Martin believes, frankly, that Leo Varadkar’s Government has made a mess of the North. He also believed that Enda Kenny’s government began that process. Martin is certainly right that the Fine Gael-led Governments have been less engaged in Northern affairs than their Fianna Fáil predecessors. The step back was a deliberate decision, made with David Cameron’s Conservative governments, for which the North not so much fell down the agenda as fell off it altogether.

Cameron cared about Anglo-Irish relations, certainly, instituting an annual summit and intensive Civil Service co-operation. But the North was a diminishing part of that. The view was: time to let them stand on their own two feet. Let them get on with it. That outlook was largely shared politically in Dublin, too.

But if Stormont is no longer a priority for the two Governments, I think it is also less of a priority for the two parties central to its operations.

The locus of Sinn Féin’s principal political ambitions is now Dublin.

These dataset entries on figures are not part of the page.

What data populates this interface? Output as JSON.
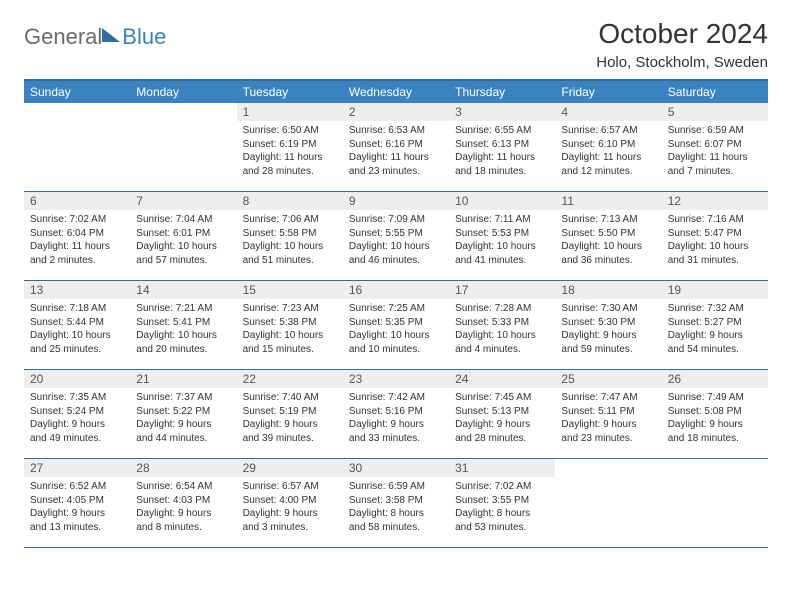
{
  "brand": {
    "general": "General",
    "blue": "Blue"
  },
  "header": {
    "month_title": "October 2024",
    "location": "Holo, Stockholm, Sweden"
  },
  "colors": {
    "accent": "#3b83c0",
    "accent_dark": "#2e6da4",
    "day_bg": "#eeeeee",
    "text": "#333333"
  },
  "weekdays": [
    "Sunday",
    "Monday",
    "Tuesday",
    "Wednesday",
    "Thursday",
    "Friday",
    "Saturday"
  ],
  "weeks": [
    [
      {
        "n": "",
        "sunrise": "",
        "sunset": "",
        "daylight": ""
      },
      {
        "n": "",
        "sunrise": "",
        "sunset": "",
        "daylight": ""
      },
      {
        "n": "1",
        "sunrise": "Sunrise: 6:50 AM",
        "sunset": "Sunset: 6:19 PM",
        "daylight": "Daylight: 11 hours and 28 minutes."
      },
      {
        "n": "2",
        "sunrise": "Sunrise: 6:53 AM",
        "sunset": "Sunset: 6:16 PM",
        "daylight": "Daylight: 11 hours and 23 minutes."
      },
      {
        "n": "3",
        "sunrise": "Sunrise: 6:55 AM",
        "sunset": "Sunset: 6:13 PM",
        "daylight": "Daylight: 11 hours and 18 minutes."
      },
      {
        "n": "4",
        "sunrise": "Sunrise: 6:57 AM",
        "sunset": "Sunset: 6:10 PM",
        "daylight": "Daylight: 11 hours and 12 minutes."
      },
      {
        "n": "5",
        "sunrise": "Sunrise: 6:59 AM",
        "sunset": "Sunset: 6:07 PM",
        "daylight": "Daylight: 11 hours and 7 minutes."
      }
    ],
    [
      {
        "n": "6",
        "sunrise": "Sunrise: 7:02 AM",
        "sunset": "Sunset: 6:04 PM",
        "daylight": "Daylight: 11 hours and 2 minutes."
      },
      {
        "n": "7",
        "sunrise": "Sunrise: 7:04 AM",
        "sunset": "Sunset: 6:01 PM",
        "daylight": "Daylight: 10 hours and 57 minutes."
      },
      {
        "n": "8",
        "sunrise": "Sunrise: 7:06 AM",
        "sunset": "Sunset: 5:58 PM",
        "daylight": "Daylight: 10 hours and 51 minutes."
      },
      {
        "n": "9",
        "sunrise": "Sunrise: 7:09 AM",
        "sunset": "Sunset: 5:55 PM",
        "daylight": "Daylight: 10 hours and 46 minutes."
      },
      {
        "n": "10",
        "sunrise": "Sunrise: 7:11 AM",
        "sunset": "Sunset: 5:53 PM",
        "daylight": "Daylight: 10 hours and 41 minutes."
      },
      {
        "n": "11",
        "sunrise": "Sunrise: 7:13 AM",
        "sunset": "Sunset: 5:50 PM",
        "daylight": "Daylight: 10 hours and 36 minutes."
      },
      {
        "n": "12",
        "sunrise": "Sunrise: 7:16 AM",
        "sunset": "Sunset: 5:47 PM",
        "daylight": "Daylight: 10 hours and 31 minutes."
      }
    ],
    [
      {
        "n": "13",
        "sunrise": "Sunrise: 7:18 AM",
        "sunset": "Sunset: 5:44 PM",
        "daylight": "Daylight: 10 hours and 25 minutes."
      },
      {
        "n": "14",
        "sunrise": "Sunrise: 7:21 AM",
        "sunset": "Sunset: 5:41 PM",
        "daylight": "Daylight: 10 hours and 20 minutes."
      },
      {
        "n": "15",
        "sunrise": "Sunrise: 7:23 AM",
        "sunset": "Sunset: 5:38 PM",
        "daylight": "Daylight: 10 hours and 15 minutes."
      },
      {
        "n": "16",
        "sunrise": "Sunrise: 7:25 AM",
        "sunset": "Sunset: 5:35 PM",
        "daylight": "Daylight: 10 hours and 10 minutes."
      },
      {
        "n": "17",
        "sunrise": "Sunrise: 7:28 AM",
        "sunset": "Sunset: 5:33 PM",
        "daylight": "Daylight: 10 hours and 4 minutes."
      },
      {
        "n": "18",
        "sunrise": "Sunrise: 7:30 AM",
        "sunset": "Sunset: 5:30 PM",
        "daylight": "Daylight: 9 hours and 59 minutes."
      },
      {
        "n": "19",
        "sunrise": "Sunrise: 7:32 AM",
        "sunset": "Sunset: 5:27 PM",
        "daylight": "Daylight: 9 hours and 54 minutes."
      }
    ],
    [
      {
        "n": "20",
        "sunrise": "Sunrise: 7:35 AM",
        "sunset": "Sunset: 5:24 PM",
        "daylight": "Daylight: 9 hours and 49 minutes."
      },
      {
        "n": "21",
        "sunrise": "Sunrise: 7:37 AM",
        "sunset": "Sunset: 5:22 PM",
        "daylight": "Daylight: 9 hours and 44 minutes."
      },
      {
        "n": "22",
        "sunrise": "Sunrise: 7:40 AM",
        "sunset": "Sunset: 5:19 PM",
        "daylight": "Daylight: 9 hours and 39 minutes."
      },
      {
        "n": "23",
        "sunrise": "Sunrise: 7:42 AM",
        "sunset": "Sunset: 5:16 PM",
        "daylight": "Daylight: 9 hours and 33 minutes."
      },
      {
        "n": "24",
        "sunrise": "Sunrise: 7:45 AM",
        "sunset": "Sunset: 5:13 PM",
        "daylight": "Daylight: 9 hours and 28 minutes."
      },
      {
        "n": "25",
        "sunrise": "Sunrise: 7:47 AM",
        "sunset": "Sunset: 5:11 PM",
        "daylight": "Daylight: 9 hours and 23 minutes."
      },
      {
        "n": "26",
        "sunrise": "Sunrise: 7:49 AM",
        "sunset": "Sunset: 5:08 PM",
        "daylight": "Daylight: 9 hours and 18 minutes."
      }
    ],
    [
      {
        "n": "27",
        "sunrise": "Sunrise: 6:52 AM",
        "sunset": "Sunset: 4:05 PM",
        "daylight": "Daylight: 9 hours and 13 minutes."
      },
      {
        "n": "28",
        "sunrise": "Sunrise: 6:54 AM",
        "sunset": "Sunset: 4:03 PM",
        "daylight": "Daylight: 9 hours and 8 minutes."
      },
      {
        "n": "29",
        "sunrise": "Sunrise: 6:57 AM",
        "sunset": "Sunset: 4:00 PM",
        "daylight": "Daylight: 9 hours and 3 minutes."
      },
      {
        "n": "30",
        "sunrise": "Sunrise: 6:59 AM",
        "sunset": "Sunset: 3:58 PM",
        "daylight": "Daylight: 8 hours and 58 minutes."
      },
      {
        "n": "31",
        "sunrise": "Sunrise: 7:02 AM",
        "sunset": "Sunset: 3:55 PM",
        "daylight": "Daylight: 8 hours and 53 minutes."
      },
      {
        "n": "",
        "sunrise": "",
        "sunset": "",
        "daylight": ""
      },
      {
        "n": "",
        "sunrise": "",
        "sunset": "",
        "daylight": ""
      }
    ]
  ]
}
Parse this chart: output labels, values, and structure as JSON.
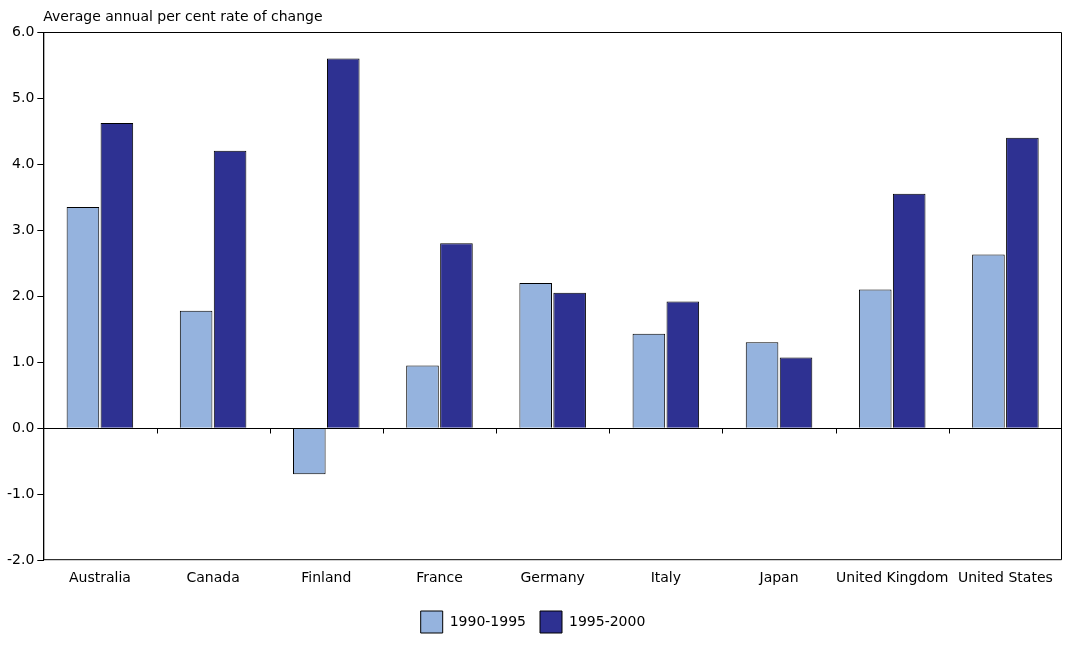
{
  "chart_data": {
    "type": "bar",
    "ylabel": "Average annual per cent rate of change",
    "categories": [
      "Australia",
      "Canada",
      "Finland",
      "France",
      "Germany",
      "Italy",
      "Japan",
      "United Kingdom",
      "United States"
    ],
    "series": [
      {
        "name": "1990-1995",
        "color": "#95b3de",
        "values": [
          3.35,
          1.78,
          -0.7,
          0.95,
          2.2,
          1.43,
          1.3,
          2.1,
          2.63
        ]
      },
      {
        "name": "1995-2000",
        "color": "#2e3192",
        "values": [
          4.62,
          4.2,
          5.6,
          2.8,
          2.05,
          1.92,
          1.07,
          3.55,
          4.4
        ]
      }
    ],
    "ylim": [
      -2,
      6
    ],
    "yticks": [
      {
        "value": -2,
        "label": "-2.0"
      },
      {
        "value": -1,
        "label": "-1.0"
      },
      {
        "value": 0,
        "label": "0.0"
      },
      {
        "value": 1,
        "label": "1.0"
      },
      {
        "value": 2,
        "label": "2.0"
      },
      {
        "value": 3,
        "label": "3.0"
      },
      {
        "value": 4,
        "label": "4.0"
      },
      {
        "value": 5,
        "label": "5.0"
      },
      {
        "value": 6,
        "label": "6.0"
      }
    ],
    "ref_lines": [
      {
        "axis": "y",
        "value": 0,
        "color": "#000000"
      }
    ],
    "grid": false,
    "legend": "bottom"
  }
}
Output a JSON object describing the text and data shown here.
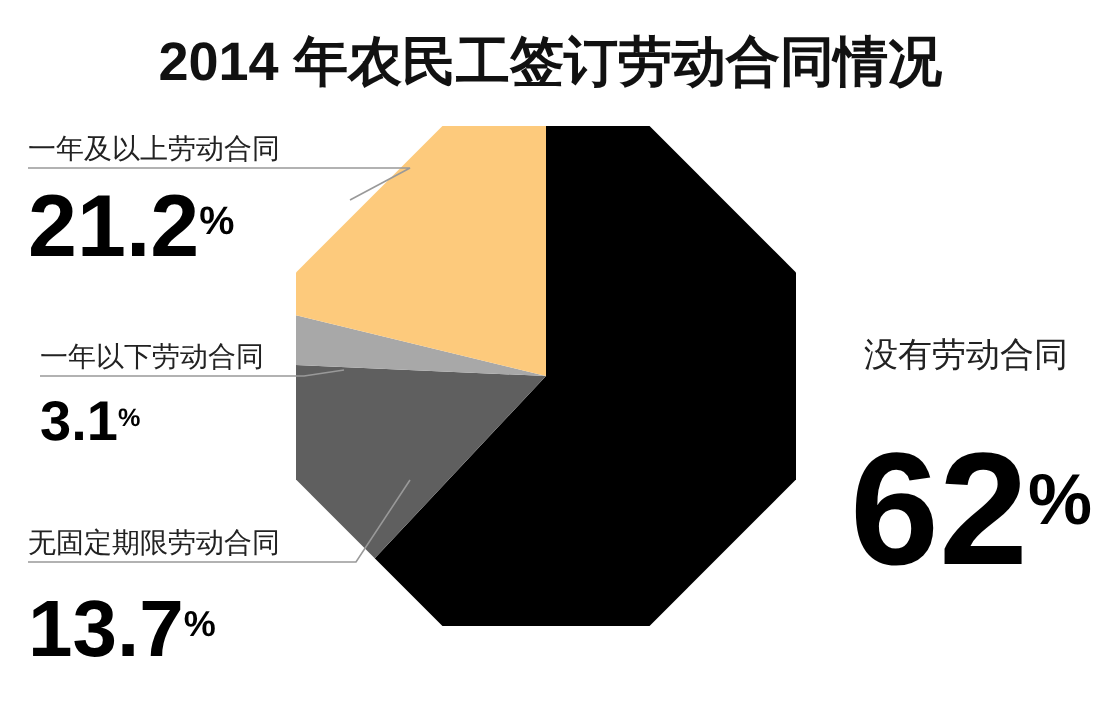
{
  "chart_data": {
    "type": "pie",
    "title": "2014 年农民工签订劳动合同情况",
    "categories": [
      "没有劳动合同",
      "无固定期限劳动合同",
      "一年以下劳动合同",
      "一年及以上劳动合同"
    ],
    "values": [
      62,
      13.7,
      3.1,
      21.2
    ],
    "colors": [
      "#000000",
      "#5f5f5f",
      "#a8a8a8",
      "#fdca7c"
    ],
    "value_labels": [
      "62$^{%}$",
      "13.7$^{%}$",
      "3.1$^{%}$",
      "21.2$^{%}$"
    ]
  }
}
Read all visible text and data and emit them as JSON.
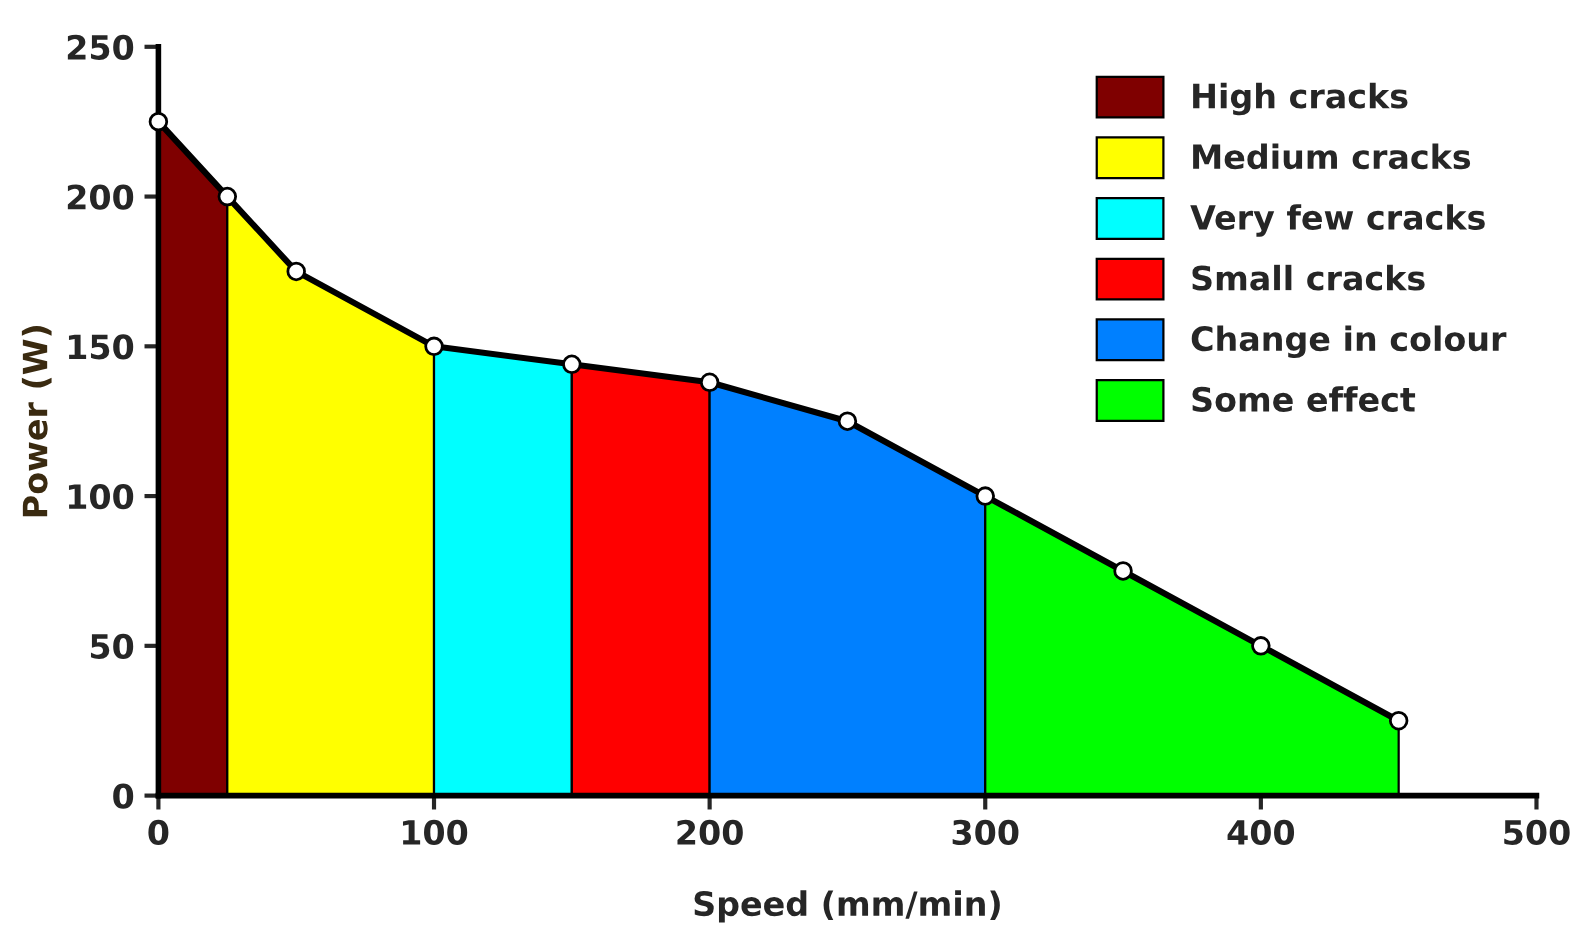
{
  "chart_data": {
    "type": "area",
    "xlabel": "Speed (mm/min)",
    "ylabel": "Power (W)",
    "xlim": [
      0,
      500
    ],
    "xticks": [
      0,
      100,
      200,
      300,
      400,
      500
    ],
    "ylim": [
      0,
      250
    ],
    "yticks": [
      0,
      50,
      100,
      150,
      200,
      250
    ],
    "grid": false,
    "legend": "top right",
    "series": [
      {
        "name": "High cracks",
        "color": "#7f0000",
        "x": [
          0,
          25
        ],
        "values": [
          225,
          200
        ]
      },
      {
        "name": "Medium cracks",
        "color": "#ffff00",
        "x": [
          25,
          50,
          100
        ],
        "values": [
          200,
          175,
          150
        ]
      },
      {
        "name": "Very few cracks",
        "color": "#00ffff",
        "x": [
          100,
          150
        ],
        "values": [
          150,
          144
        ]
      },
      {
        "name": "Small cracks",
        "color": "#ff0000",
        "x": [
          150,
          200
        ],
        "values": [
          144,
          138
        ]
      },
      {
        "name": "Change in colour",
        "color": "#0080ff",
        "x": [
          200,
          250,
          300
        ],
        "values": [
          138,
          125,
          100
        ]
      },
      {
        "name": "Some effect",
        "color": "#00ff00",
        "x": [
          300,
          350,
          400,
          450
        ],
        "values": [
          100,
          75,
          50,
          25
        ]
      },
      {
        "type": "line",
        "color": "#000000",
        "marker": "circle",
        "x": [
          0,
          25,
          50,
          100,
          150,
          200,
          250,
          300,
          350,
          400,
          450
        ],
        "values": [
          225,
          200,
          175,
          150,
          144,
          138,
          125,
          100,
          75,
          50,
          25
        ]
      }
    ]
  }
}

That decision was made a long time ago, and everything that the party has done since – organisationally; policywise; in terms of moving key personnel, including Gerry Adams himself, south; and in grooming and selecting Mary Lou McDonald – has been directed towards that end. That doesn’t mean Stormont is not important to Sinn Féin, but it’s not the most important thing. It is now subject to the bigger priority of progress in the South.

The extent to which coaxing the DUP back into powersharing is secondary for Sinn Féin was captured perfectly by McDonald’s speech at her ardfheis coronation at the RDS last weekend. If Sinn Féin was primarily concerned with helping Arlene Foster to bring her party back into Stormont then McDonald wouldn’t have rounded off her peroration with that rousing “Tiocfaidh ár lá!”

Never mind that it was unscripted; it wasn’t accidental. That is not the way these things work. It was evidence that, for the new leader, reassuring the republican base, especially in a time of change, trumps reassuring the DUP. In that respect she is carrying on the work of her predecessor.

But Stormont is no longer the principal focus for the DUP, either. Westminster arithmetic has propelled the DUP MPs – always an alternative power in the party – centre stage. With the sort of limited foresight that has often characterised the party’s approach to politics, its leadership – in the broadest sense – finds it difficult to see past its current position of power and influence in Westminster. This is inevitably short-sighted. Charming and all as Nigel Dodds and the lads may be as dinner-party guests, I fear the invites might dry up once the Commons numbers change. But then lots of politics is short-sighted.

The constants of democratic politics everywhere are dealmaking and competition. The deal between Fianna Fáil and Fine Gael is slowly unravelling. The deal in the North was never done in the first place. In both cases acute political competition is the reason. It’s hard to see how the public interest is served by any of it.